After going over the material at one go, one could hardly believe that this nation has been through all of this. Daphne exposed in a gallery of shame the corrupt politicians, the corrupt businessmen, the smugglers, the organised criminals, the corrupt policemen, and all the others’ misdeeds. The list goes on and on.

The book, however, does not give the corrupt policemen the prominence that their notoriety deserves. Readers possibly remember the shenanigans enacted so that a murderer would avoid arrest. One forgives the authors this small lacuna. When a deluge of dirt engulfs a country, the authors had to leave something out.

Time makes one forget and blunts details. This book jolts the collective memory of the country. Old stories of scandals that had been forgotten come to life again. Stories which were shocking then became more shocking now as they are all packaged in one place.

Single-handedly, a woman with a laptop armed with a ton of courage and determination managed to reveal what news organisations did not manage to reveal. She uncovered the Malta that existed but many did not know about. Others did not want to believe it existed.

Bonini, Sweeney and Delia use those commentaries by Daphne that they would have loved to have written themselves. They quite rightly leave out the things they would not have written.

The authors write that they have attempted to present a fair account. They did to a large degree. For example, they did not include in the book a story published by Daphne on the day the Nationalist tesserati voted Delia as leader. The reason probably being that one of the co-authors had described it – very kindly I would say – as ‘factually incorrect’. On the other hand, they should have given those under attack more than a few days to answer the questions the authors had sent. The authors repeat the story – I believe an exclusive of the Daphne Project – that a person accused by Daphne of smuggling phoned Minister Cardona immediately after he had phoned the journalist to give his side of the story; the implication being that Cardona has some privileged contact with such ilk.

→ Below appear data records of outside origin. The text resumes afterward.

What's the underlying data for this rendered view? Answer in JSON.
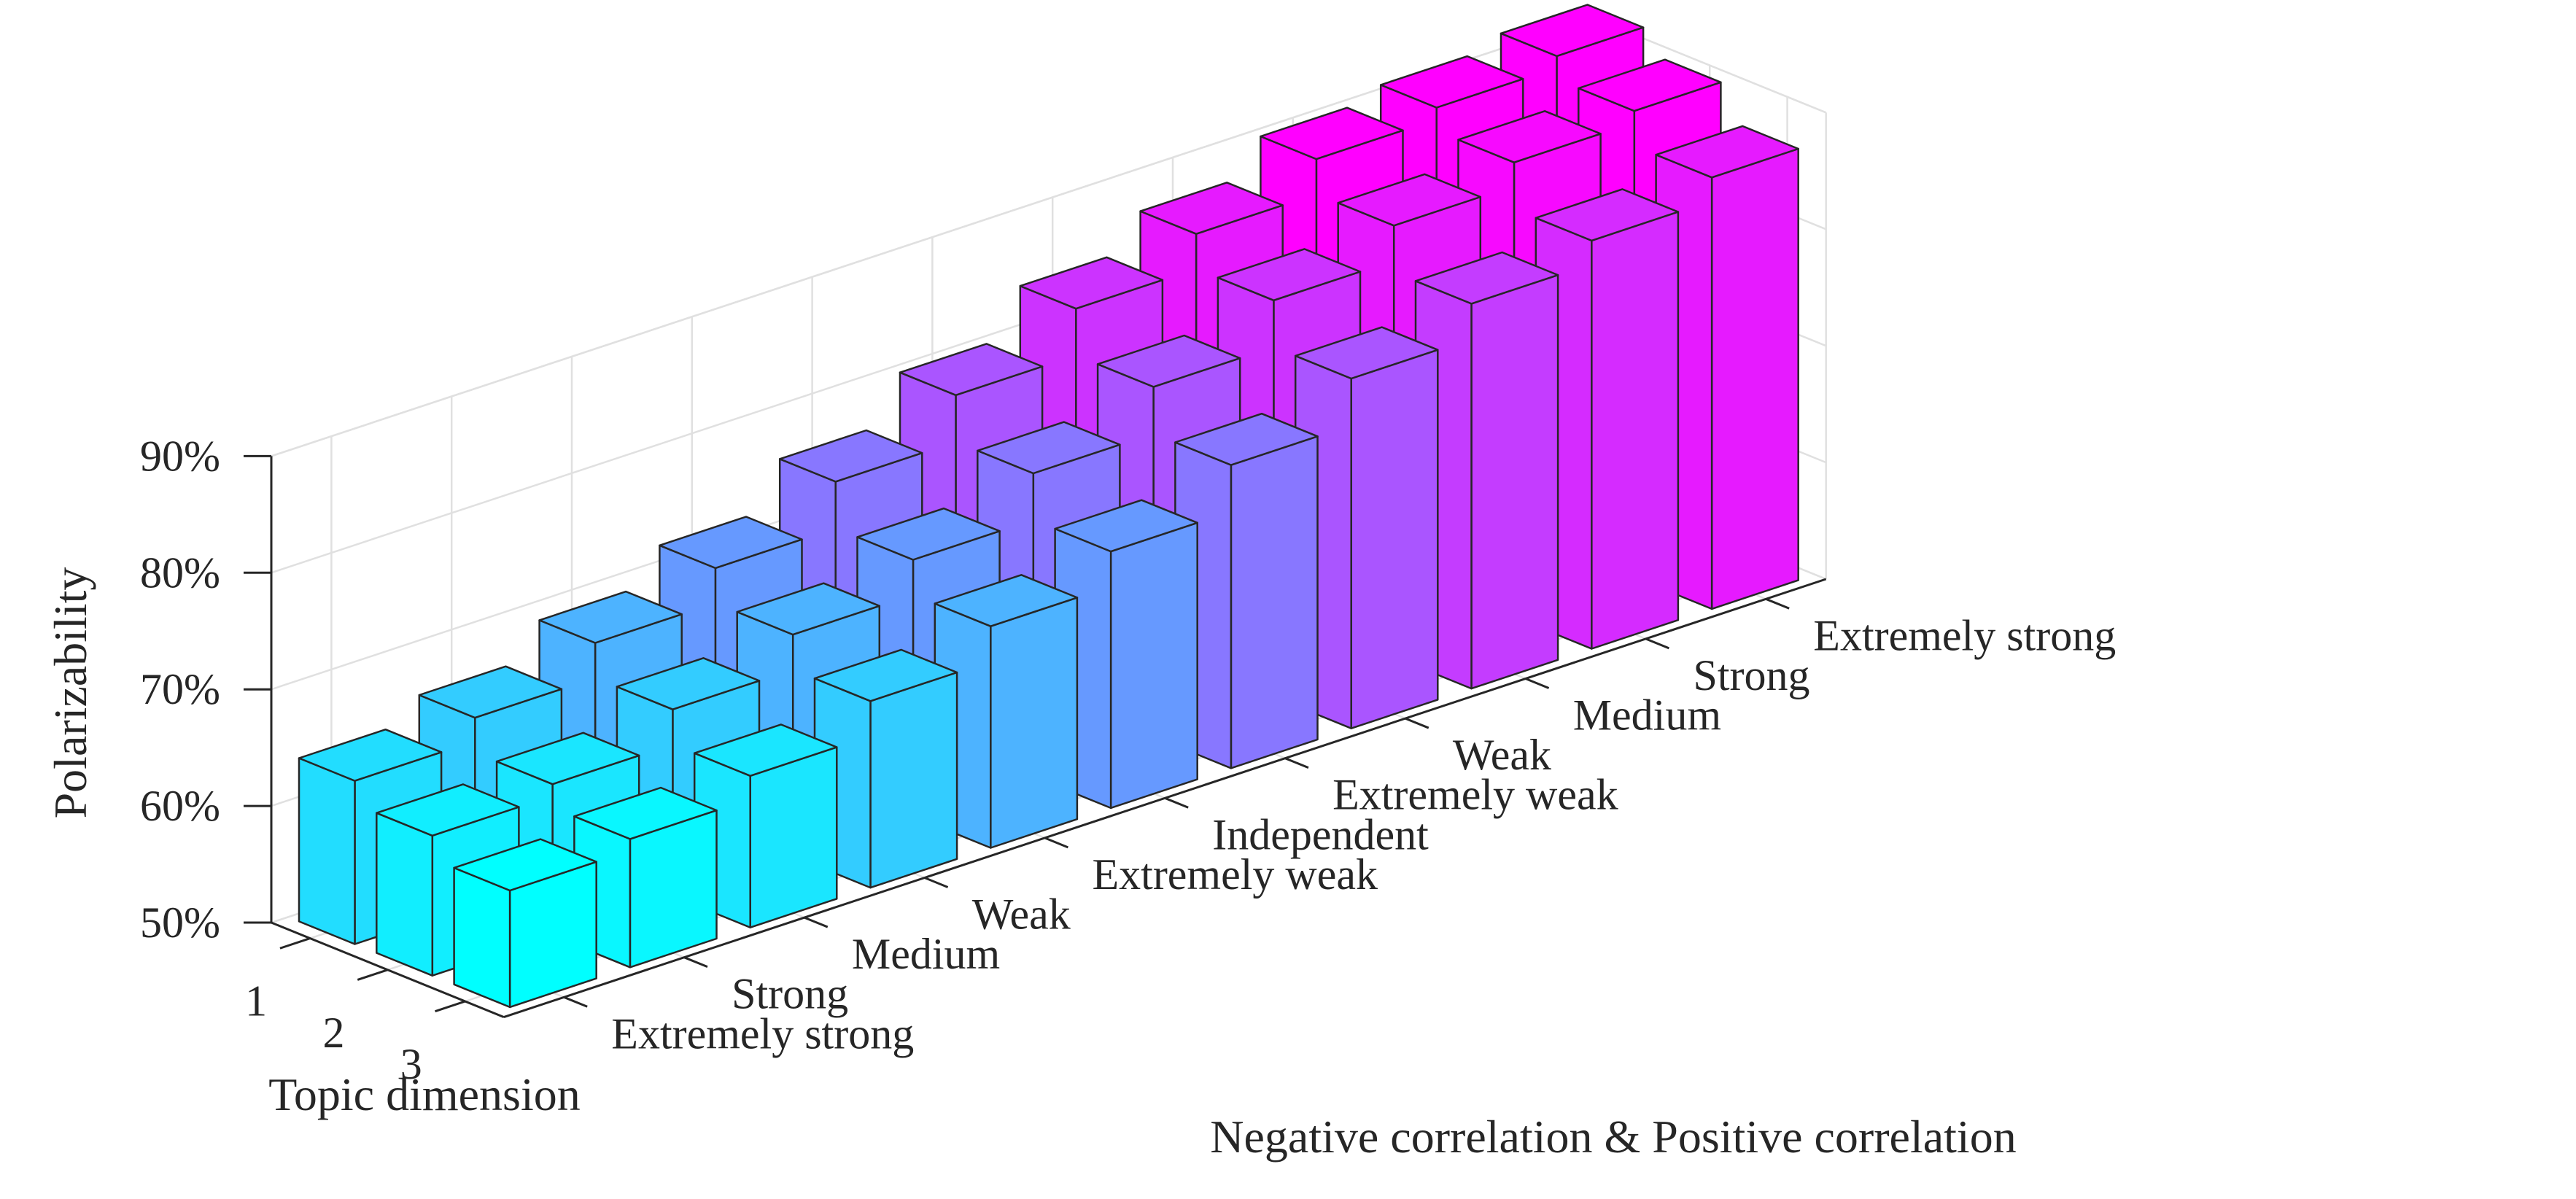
{
  "chart_data": {
    "type": "bar3d",
    "title": "",
    "xlabel": "Topic dimension",
    "ylabel": "Negative correlation & Positive correlation",
    "zlabel": "Polarizability",
    "x_categories": [
      "1",
      "2",
      "3"
    ],
    "y_categories": [
      "Extremely strong",
      "Strong",
      "Medium",
      "Weak",
      "Extremely weak",
      "Independent",
      "Extremely weak",
      "Weak",
      "Medium",
      "Strong",
      "Extremely strong"
    ],
    "zlim": [
      50,
      90
    ],
    "z_ticks": [
      50,
      60,
      70,
      80,
      90
    ],
    "z_tick_labels": [
      "50%",
      "60%",
      "70%",
      "80%",
      "90%"
    ],
    "series": [
      {
        "name": "1",
        "values": [
          64,
          66,
          69,
          72,
          76,
          80,
          84,
          87,
          90,
          91,
          92
        ]
      },
      {
        "name": "2",
        "values": [
          62,
          63,
          66,
          69,
          72,
          76,
          80,
          84,
          87,
          89,
          90
        ]
      },
      {
        "name": "3",
        "values": [
          60,
          61,
          63,
          66,
          69,
          72,
          76,
          80,
          83,
          85,
          87
        ]
      }
    ],
    "colormap": "cool",
    "color_start": "#00ffff",
    "color_end": "#ff00ff",
    "grid": true
  }
}
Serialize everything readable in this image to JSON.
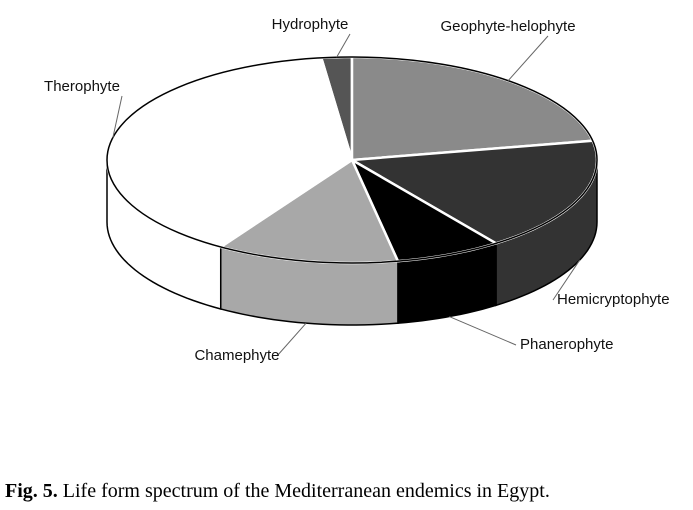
{
  "chart_data": {
    "type": "pie",
    "three_d": true,
    "categories": [
      "Hydrophyte",
      "Geophyte-helophyte",
      "Hemicryptophyte",
      "Phanerophyte",
      "Chamephyte",
      "Therophyte"
    ],
    "values": [
      2,
      22,
      18,
      7,
      12,
      39
    ],
    "colors": [
      "#555555",
      "#8a8a8a",
      "#333333",
      "#000000",
      "#a8a8a8",
      "#ffffff"
    ]
  },
  "caption": {
    "label": "Fig. 5.",
    "text": "Life form spectrum of the Mediterranean endemics in Egypt."
  }
}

A Sunday newspaper had reported that this was not true. I expected the authors to amplify their version to counteract the denial.

These are small venial sins of omission, if they are.

The battle continues

“And the battle continues,” is the final sentence of the chapter ‘Who killed Daphne Caruana Galizia?’ This book is a battle cry for the present and the future instead of just a simple narrative of what had happened.

This is the mother of all battles for the redemption of Malta’s soul from corruption which, as the authors write in words evoking a very strong speech by Pope Francis, stinks. This is the battle against the cabal of corrupt politicians and the corrupt businessmen who now seem to be omnipotent. It is time we did something about it, the authors write.

The book is a must for all those who do not want to remain armchair critics or whiners but really want to be informed and then do something to fight against this grave situation.

For those who feel hopeless, I repeat the words of Leoluca Orlando on the second anniversary of the assassination of Daphne: If Palermo got rid of the Mafia, why cannot Malta do the same?